Geschäftsverteilung rettet GmbH-Geschäftsführer.

15.02.2011 | Gesellschaftsrecht, Unternehmensrecht

Zur Haftung des Geschäftsführers für Steuerverbindlichkeiten der GmbH.

 

Eine Geschäftsverteilung ist geeignet, die Haftung von Ge­schäfts­führern „im Fall des Falles“ wesentlich zu verringern. Sie sollte so immer dann, wenn in einer GmbH mehrere Ge­schäfts­führer bestellt sind, nicht fehlen.

 

Ausgangslage.

Gesellschaften sind von der Eintragung bis zur Löschung im Fir­men­buch steuerpflichtig. Der Fiskus begleitet so jede Gesell­schaft von der Wiege bis zur Bahre.

 

Steuern einer GmbH sind von den Geschäftsführern aus den Mit­teln der Gesellschaft – dem Gesellschaftsvermögen – zu ent­rich­­ten. Ein Geschäftsführer ist grundsätzlich nicht verpflichtet, Steuer­­verbindlichkeiten der GmbH aus seinem Privatvermögen zu begleichen.
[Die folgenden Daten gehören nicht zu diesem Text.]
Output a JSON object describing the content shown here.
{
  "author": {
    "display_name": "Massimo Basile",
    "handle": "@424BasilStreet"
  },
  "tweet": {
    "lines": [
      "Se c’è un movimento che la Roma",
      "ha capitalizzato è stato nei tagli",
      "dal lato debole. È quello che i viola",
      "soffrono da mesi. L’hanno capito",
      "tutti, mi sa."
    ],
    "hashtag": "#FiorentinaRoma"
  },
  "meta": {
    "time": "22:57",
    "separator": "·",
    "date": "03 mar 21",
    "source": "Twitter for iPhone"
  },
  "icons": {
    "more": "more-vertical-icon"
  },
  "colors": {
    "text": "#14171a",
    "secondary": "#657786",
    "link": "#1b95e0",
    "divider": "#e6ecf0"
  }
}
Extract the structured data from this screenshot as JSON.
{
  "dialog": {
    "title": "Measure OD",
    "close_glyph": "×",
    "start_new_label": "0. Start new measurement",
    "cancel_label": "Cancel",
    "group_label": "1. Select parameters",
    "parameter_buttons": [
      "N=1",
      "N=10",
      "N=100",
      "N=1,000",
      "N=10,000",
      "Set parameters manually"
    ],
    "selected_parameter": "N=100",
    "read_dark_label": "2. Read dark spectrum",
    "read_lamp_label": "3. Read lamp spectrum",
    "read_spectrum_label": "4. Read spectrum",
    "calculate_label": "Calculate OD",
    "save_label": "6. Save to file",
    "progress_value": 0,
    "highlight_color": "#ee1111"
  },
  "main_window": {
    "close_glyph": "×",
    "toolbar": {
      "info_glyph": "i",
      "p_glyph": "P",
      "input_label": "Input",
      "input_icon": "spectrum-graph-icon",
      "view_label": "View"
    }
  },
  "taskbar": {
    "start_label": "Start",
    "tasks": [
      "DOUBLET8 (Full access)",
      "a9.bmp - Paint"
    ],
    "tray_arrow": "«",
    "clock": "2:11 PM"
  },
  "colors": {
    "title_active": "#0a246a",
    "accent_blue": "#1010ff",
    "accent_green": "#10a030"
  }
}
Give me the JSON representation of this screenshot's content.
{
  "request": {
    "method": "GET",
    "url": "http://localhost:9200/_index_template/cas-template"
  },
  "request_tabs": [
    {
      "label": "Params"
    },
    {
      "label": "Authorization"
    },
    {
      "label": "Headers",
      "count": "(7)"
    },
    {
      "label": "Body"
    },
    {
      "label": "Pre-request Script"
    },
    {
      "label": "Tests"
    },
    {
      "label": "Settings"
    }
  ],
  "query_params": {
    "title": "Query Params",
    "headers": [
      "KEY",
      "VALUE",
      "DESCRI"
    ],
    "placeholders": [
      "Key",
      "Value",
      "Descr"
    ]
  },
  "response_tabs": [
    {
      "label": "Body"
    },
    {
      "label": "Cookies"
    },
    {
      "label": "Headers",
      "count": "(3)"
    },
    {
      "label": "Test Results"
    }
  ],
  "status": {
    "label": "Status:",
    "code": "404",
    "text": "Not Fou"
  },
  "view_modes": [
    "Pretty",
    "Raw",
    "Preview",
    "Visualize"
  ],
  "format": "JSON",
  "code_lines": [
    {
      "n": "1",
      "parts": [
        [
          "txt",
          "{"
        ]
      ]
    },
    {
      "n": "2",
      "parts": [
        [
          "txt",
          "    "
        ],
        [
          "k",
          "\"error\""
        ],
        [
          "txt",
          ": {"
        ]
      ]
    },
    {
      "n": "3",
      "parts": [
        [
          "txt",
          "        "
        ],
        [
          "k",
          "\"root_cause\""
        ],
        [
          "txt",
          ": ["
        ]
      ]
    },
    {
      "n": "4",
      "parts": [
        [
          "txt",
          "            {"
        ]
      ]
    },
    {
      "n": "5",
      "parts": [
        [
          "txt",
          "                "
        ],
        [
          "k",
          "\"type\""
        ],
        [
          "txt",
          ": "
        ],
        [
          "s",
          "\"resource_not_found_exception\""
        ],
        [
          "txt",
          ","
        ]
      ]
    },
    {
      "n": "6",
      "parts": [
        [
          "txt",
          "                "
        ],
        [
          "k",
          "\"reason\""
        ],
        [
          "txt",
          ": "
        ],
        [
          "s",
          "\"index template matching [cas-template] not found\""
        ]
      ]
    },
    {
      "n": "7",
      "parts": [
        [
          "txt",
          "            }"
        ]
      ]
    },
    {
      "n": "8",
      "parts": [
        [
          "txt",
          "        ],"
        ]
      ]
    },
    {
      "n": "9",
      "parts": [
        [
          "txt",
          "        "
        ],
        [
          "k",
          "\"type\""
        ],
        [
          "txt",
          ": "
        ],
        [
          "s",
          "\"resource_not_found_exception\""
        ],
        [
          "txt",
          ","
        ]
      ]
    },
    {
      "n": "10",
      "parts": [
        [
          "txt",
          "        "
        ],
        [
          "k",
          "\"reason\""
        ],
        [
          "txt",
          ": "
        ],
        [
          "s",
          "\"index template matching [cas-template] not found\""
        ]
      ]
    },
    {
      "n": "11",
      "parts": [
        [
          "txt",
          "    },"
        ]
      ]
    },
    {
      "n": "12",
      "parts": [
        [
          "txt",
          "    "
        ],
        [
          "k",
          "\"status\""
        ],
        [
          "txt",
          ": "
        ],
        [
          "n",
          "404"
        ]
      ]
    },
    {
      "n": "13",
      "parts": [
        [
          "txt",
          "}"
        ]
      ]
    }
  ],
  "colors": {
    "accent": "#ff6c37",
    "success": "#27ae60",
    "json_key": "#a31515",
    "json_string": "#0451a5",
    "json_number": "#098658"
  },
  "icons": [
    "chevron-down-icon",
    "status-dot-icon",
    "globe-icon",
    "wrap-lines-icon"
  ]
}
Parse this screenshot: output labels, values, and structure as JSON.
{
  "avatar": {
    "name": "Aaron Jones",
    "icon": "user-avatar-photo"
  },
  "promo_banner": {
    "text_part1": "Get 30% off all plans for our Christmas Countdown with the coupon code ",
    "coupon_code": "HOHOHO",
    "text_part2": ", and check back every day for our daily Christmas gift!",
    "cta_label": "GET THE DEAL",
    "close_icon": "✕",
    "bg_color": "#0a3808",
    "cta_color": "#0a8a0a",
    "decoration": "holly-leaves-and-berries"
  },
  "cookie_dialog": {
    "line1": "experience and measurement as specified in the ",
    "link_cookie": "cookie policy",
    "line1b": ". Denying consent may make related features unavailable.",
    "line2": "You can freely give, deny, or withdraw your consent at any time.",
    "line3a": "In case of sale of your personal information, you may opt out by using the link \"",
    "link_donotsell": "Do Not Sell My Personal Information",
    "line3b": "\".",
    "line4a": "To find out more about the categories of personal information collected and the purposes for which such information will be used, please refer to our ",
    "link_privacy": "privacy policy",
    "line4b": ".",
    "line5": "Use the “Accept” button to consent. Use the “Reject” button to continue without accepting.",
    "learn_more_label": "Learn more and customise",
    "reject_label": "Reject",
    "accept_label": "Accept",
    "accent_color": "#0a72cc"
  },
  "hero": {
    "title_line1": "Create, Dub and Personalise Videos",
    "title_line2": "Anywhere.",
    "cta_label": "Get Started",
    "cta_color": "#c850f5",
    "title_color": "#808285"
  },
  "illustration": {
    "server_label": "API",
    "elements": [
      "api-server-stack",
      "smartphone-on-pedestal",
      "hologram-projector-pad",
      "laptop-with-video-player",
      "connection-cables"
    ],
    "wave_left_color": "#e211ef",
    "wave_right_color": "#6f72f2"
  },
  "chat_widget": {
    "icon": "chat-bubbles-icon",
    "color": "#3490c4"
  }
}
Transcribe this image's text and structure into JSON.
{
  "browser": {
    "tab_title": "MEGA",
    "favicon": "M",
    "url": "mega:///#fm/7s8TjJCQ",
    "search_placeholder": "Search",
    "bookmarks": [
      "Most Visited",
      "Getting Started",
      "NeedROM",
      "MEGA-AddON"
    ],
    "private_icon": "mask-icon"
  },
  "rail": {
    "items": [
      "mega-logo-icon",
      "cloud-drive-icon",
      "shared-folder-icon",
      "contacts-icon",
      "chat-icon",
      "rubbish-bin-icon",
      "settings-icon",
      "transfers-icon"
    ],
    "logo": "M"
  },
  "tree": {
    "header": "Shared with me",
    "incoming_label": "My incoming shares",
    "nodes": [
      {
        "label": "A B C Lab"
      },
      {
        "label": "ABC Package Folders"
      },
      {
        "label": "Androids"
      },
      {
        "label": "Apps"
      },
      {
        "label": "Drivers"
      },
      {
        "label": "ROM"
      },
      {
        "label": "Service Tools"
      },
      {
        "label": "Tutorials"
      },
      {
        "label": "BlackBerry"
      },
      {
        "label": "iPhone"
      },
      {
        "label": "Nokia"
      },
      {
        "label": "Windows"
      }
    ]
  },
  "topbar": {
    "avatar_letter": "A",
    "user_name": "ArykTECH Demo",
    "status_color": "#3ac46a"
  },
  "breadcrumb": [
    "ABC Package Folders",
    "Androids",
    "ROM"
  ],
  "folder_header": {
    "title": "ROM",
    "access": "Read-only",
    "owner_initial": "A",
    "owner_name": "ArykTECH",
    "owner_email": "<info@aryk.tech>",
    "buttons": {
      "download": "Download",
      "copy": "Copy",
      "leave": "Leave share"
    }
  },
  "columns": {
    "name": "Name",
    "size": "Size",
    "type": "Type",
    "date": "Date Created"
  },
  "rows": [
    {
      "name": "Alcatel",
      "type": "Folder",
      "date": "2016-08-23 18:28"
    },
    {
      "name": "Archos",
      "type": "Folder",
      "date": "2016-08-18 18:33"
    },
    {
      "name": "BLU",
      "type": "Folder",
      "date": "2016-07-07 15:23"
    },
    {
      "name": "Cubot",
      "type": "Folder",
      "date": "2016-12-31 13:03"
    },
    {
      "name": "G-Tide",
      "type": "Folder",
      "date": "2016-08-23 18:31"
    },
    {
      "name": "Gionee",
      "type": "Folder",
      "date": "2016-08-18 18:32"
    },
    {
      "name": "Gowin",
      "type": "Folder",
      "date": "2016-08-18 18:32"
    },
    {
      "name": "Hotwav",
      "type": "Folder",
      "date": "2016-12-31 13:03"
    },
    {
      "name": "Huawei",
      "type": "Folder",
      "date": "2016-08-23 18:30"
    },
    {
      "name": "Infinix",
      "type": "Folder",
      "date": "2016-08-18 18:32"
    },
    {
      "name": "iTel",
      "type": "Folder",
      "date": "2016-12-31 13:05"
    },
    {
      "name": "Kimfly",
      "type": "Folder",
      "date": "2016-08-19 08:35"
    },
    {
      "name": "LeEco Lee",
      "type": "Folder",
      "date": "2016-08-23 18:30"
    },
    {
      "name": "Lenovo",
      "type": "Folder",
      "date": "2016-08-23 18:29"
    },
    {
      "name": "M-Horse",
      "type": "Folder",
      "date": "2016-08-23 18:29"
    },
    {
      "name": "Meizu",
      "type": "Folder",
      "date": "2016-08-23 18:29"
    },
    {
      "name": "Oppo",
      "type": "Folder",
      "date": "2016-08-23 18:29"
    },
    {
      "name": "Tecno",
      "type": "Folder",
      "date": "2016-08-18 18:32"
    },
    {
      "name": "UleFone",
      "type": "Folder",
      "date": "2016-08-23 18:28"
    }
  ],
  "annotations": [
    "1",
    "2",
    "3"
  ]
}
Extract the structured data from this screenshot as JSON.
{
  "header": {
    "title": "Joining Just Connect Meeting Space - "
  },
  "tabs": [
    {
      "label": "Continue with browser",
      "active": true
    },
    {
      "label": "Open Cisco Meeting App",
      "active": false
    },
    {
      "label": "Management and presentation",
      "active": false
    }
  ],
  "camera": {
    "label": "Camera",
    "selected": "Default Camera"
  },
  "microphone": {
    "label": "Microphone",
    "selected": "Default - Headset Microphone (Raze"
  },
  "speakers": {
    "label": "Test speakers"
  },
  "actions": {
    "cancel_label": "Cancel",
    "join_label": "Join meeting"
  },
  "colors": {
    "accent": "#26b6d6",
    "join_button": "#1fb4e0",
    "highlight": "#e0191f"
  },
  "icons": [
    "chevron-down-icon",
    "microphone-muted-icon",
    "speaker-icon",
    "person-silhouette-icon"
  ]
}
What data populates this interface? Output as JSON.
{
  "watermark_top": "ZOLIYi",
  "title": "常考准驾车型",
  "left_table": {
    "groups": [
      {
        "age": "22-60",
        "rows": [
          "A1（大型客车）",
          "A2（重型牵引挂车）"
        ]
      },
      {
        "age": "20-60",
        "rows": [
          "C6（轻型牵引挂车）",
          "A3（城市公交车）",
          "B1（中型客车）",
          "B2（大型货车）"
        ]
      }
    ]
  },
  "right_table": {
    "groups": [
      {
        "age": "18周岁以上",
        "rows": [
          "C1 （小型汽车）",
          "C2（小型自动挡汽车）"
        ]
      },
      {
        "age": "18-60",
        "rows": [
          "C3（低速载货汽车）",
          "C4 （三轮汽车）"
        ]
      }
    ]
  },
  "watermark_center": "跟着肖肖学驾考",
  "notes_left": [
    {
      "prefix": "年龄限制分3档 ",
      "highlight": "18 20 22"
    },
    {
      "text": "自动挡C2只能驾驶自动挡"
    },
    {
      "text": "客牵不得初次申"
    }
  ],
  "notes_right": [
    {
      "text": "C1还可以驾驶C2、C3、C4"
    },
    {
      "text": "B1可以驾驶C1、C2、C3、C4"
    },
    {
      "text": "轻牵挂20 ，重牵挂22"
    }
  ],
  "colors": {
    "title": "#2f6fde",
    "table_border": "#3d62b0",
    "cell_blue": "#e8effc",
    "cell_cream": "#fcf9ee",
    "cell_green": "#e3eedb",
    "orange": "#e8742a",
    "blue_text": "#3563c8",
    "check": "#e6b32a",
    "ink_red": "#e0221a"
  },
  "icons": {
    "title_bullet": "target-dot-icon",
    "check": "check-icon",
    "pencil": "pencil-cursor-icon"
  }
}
Adressat der Steuerpflicht ist grundsätzlich die GmbH.

 

Die allgemeine Haftungsordnung der GmbH.

Ein Geschäftsführer haftet den Gläubigern der von ihm geleiteten GmbH aber unmittelbar, wenn er ein zum Schutz der Gläu­biger erlassenes Gesetz verletzt hat.

 

Darüber hinaus haftet ein Geschäftsführer ge­genüber der von ihm geleiteten Gesellschaft, wenn er der Gesellschaft pflicht­­widrig Schaden zugefügt hat. Die Judikatur lässt so auch Ge­sell­schafter haften, die maßgeblichen Einfluss auf die Leitung der Gesellschaft nehmen; sogar Dritte sind unter diesen Vor­aussetzungen haftbar, wenn sie faktisch wie ein Geschäfts­füh­rer der Gesellschaft tätig werden.

 

Will ein Geschäftsführer persönliche Haftungen vermeiden, so gilt es für ihn ganz allgemein, den Beweis seines rechtmäßigen Handelns für die Gesellschaft zu sichern. Dies fällt umso leich­ter, je überschaubarer bzw. klarer eingeschränkt sein Aufgabenbereich be­stimmt ist.

 

Da eine GmbH gerade im Fall einer Insolvenz durch einen (fremden) Insolvenzverwalter vertreten wird, ist es auch rea­lis­tisch möglich, dass die GmbH gegen ihren eigenen Ge­schäfts­führer Ersatzansprüche geltend macht. In einer GmbH ohne Geschäftsordnung sind grundsätzlich alle Geschäftsführer für alle Aufgaben zuständig; trifft der Vorwurf eines Pflichtverstoßes grundsätzlich auch alle Geschäftsführer.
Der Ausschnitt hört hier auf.